Batch pipeline with GCP, dbt and Airflow

I had a year and a half of work as a Data Engineer at Fintual, top fintech in Chile. There I had the following roles:
- I mantained a full pipeline with a state-of-the-art technology stack to copy data from several sources to Bigquery with an ETL flow: Extraction using Airflow jobs and Kubernetes, Transforming data using dbt and Load using a data lake in Google Cloud Platform.
- I worked along with several teams including product, growth and bizops teams developing new tables in the warehouse to ease the reporting of quarterly metrics, conducting meetings between teams in Chile and México in order to be aware of the neccesities of the analytics teams and helping to standardize metrics. Moreover, I designed and implemented the whole Mexico Warehouse and helped design visualizations in Grafana.
- I wrote and made available for the whole company the documentation of the warehouse using dbt docs and Github pages, promoting autonomy in the company to look the documentation, therefore reducing significantly the amount of time my team invested to attending requests.

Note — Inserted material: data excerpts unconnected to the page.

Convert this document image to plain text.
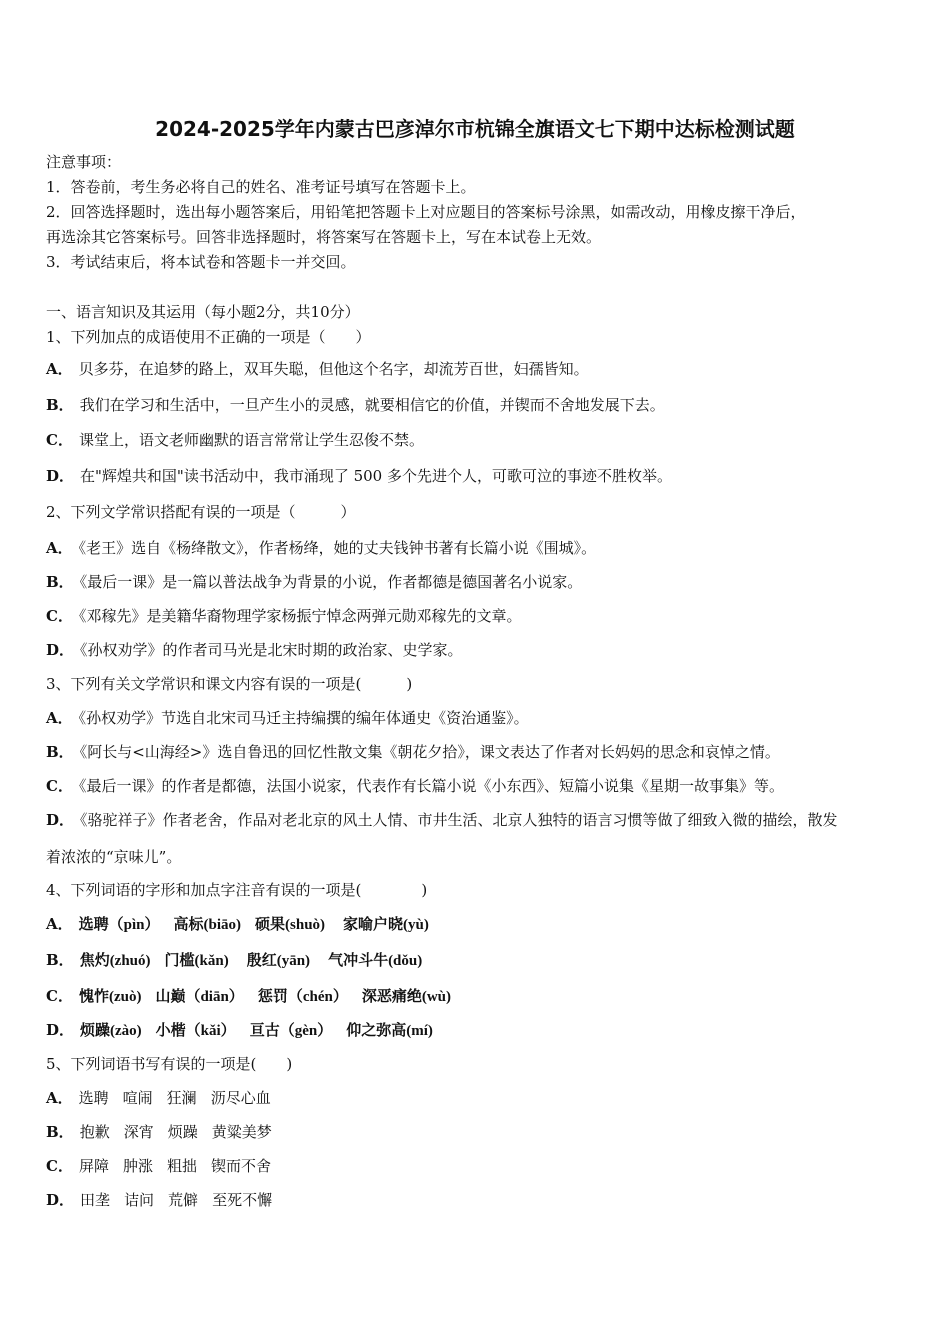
2024-2025学年内蒙古巴彦淖尔市杭锦全旗语文七下期中达标检测试题
注意事项：
1．答卷前，考生务必将自己的姓名、准考证号填写在答题卡上。
2．回答选择题时，选出每小题答案后，用铅笔把答题卡上对应题目的答案标号涂黑，如需改动，用橡皮擦干净后，
再选涂其它答案标号。回答非选择题时，将答案写在答题卡上，写在本试卷上无效。
3．考试结束后，将本试卷和答题卡一并交回。
一、语言知识及其运用（每小题2分，共10分）
1、下列加点的成语使用不正确的一项是（　　）
A． 贝多芬，在追梦的路上，双耳失聪，但他这个名字，却流芳百世，妇孺皆知。
B． 我们在学习和生活中，一旦产生小的灵感，就要相信它的价值，并锲而不舍地发展下去。
C． 课堂上，语文老师幽默的语言常常让学生忍俊不禁。
D． 在"辉煌共和国"读书活动中，我市涌现了 500 多个先进个人，可歌可泣的事迹不胜枚举。
2、下列文学常识搭配有误的一项是（　　　）
A． 《老王》选自《杨绛散文》，作者杨绛，她的丈夫钱钟书著有长篇小说《围城》。
B． 《最后一课》是一篇以普法战争为背景的小说，作者都德是德国著名小说家。
C． 《邓稼先》是美籍华裔物理学家杨振宁悼念两弹元勋邓稼先的文章。
D． 《孙权劝学》的作者司马光是北宋时期的政治家、史学家。
3、下列有关文学常识和课文内容有误的一项是(　　　)
A． 《孙权劝学》节选自北宋司马迁主持编撰的编年体通史《资治通鉴》。
B． 《阿长与<山海经>》选自鲁迅的回忆性散文集《朝花夕拾》，课文表达了作者对长妈妈的思念和哀悼之情。
C． 《最后一课》的作者是都德，法国小说家，代表作有长篇小说《小东西》、短篇小说集《星期一故事集》等。
D． 《骆驼祥子》作者老舍，作品对老北京的风土人情、市井生活、北京人独特的语言习惯等做了细致入微的描绘，散发
着浓浓的“京味儿”。
4、下列词语的字形和加点字注音有误的一项是(　　　　)
A． 选聘（pìn） 高标(biāo) 硕果(shuò) 家喻户晓(yù)
B． 焦灼(zhuó) 门槛(kǎn) 殷红(yān) 气冲斗牛(dǒu)
C． 愧怍(zuò) 山巅（diān） 惩罚（chén） 深恶痛绝(wù)
D． 烦躁(zào) 小楷（kǎi） 亘古（gèn） 仰之弥高(mí)
5、下列词语书写有误的一项是(　　)
A． 选聘 喧闹 狂澜 沥尽心血
B． 抱歉 深宵 烦躁 黄粱美梦
C． 屏障 肿涨 粗拙 锲而不舍
D． 田垄 诘问 荒僻 至死不懈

- I was the link between the software engineers and the data team during a large refactor of the production database, conducting several meetings to all the teams involved in the refactor, designing the necessary changes to the warehouse and documenting the changes in a website.
- Reduced processing time of tables by 95% by creating it in a incremental way using dbt.
- Provide mentorship to new hires.
Technologies
- GCP
- GCS
- Bigquery
- Composer
- Apache Airflow
- Docker
- Kubernetes
- dbt
- Grafana
- Github Actions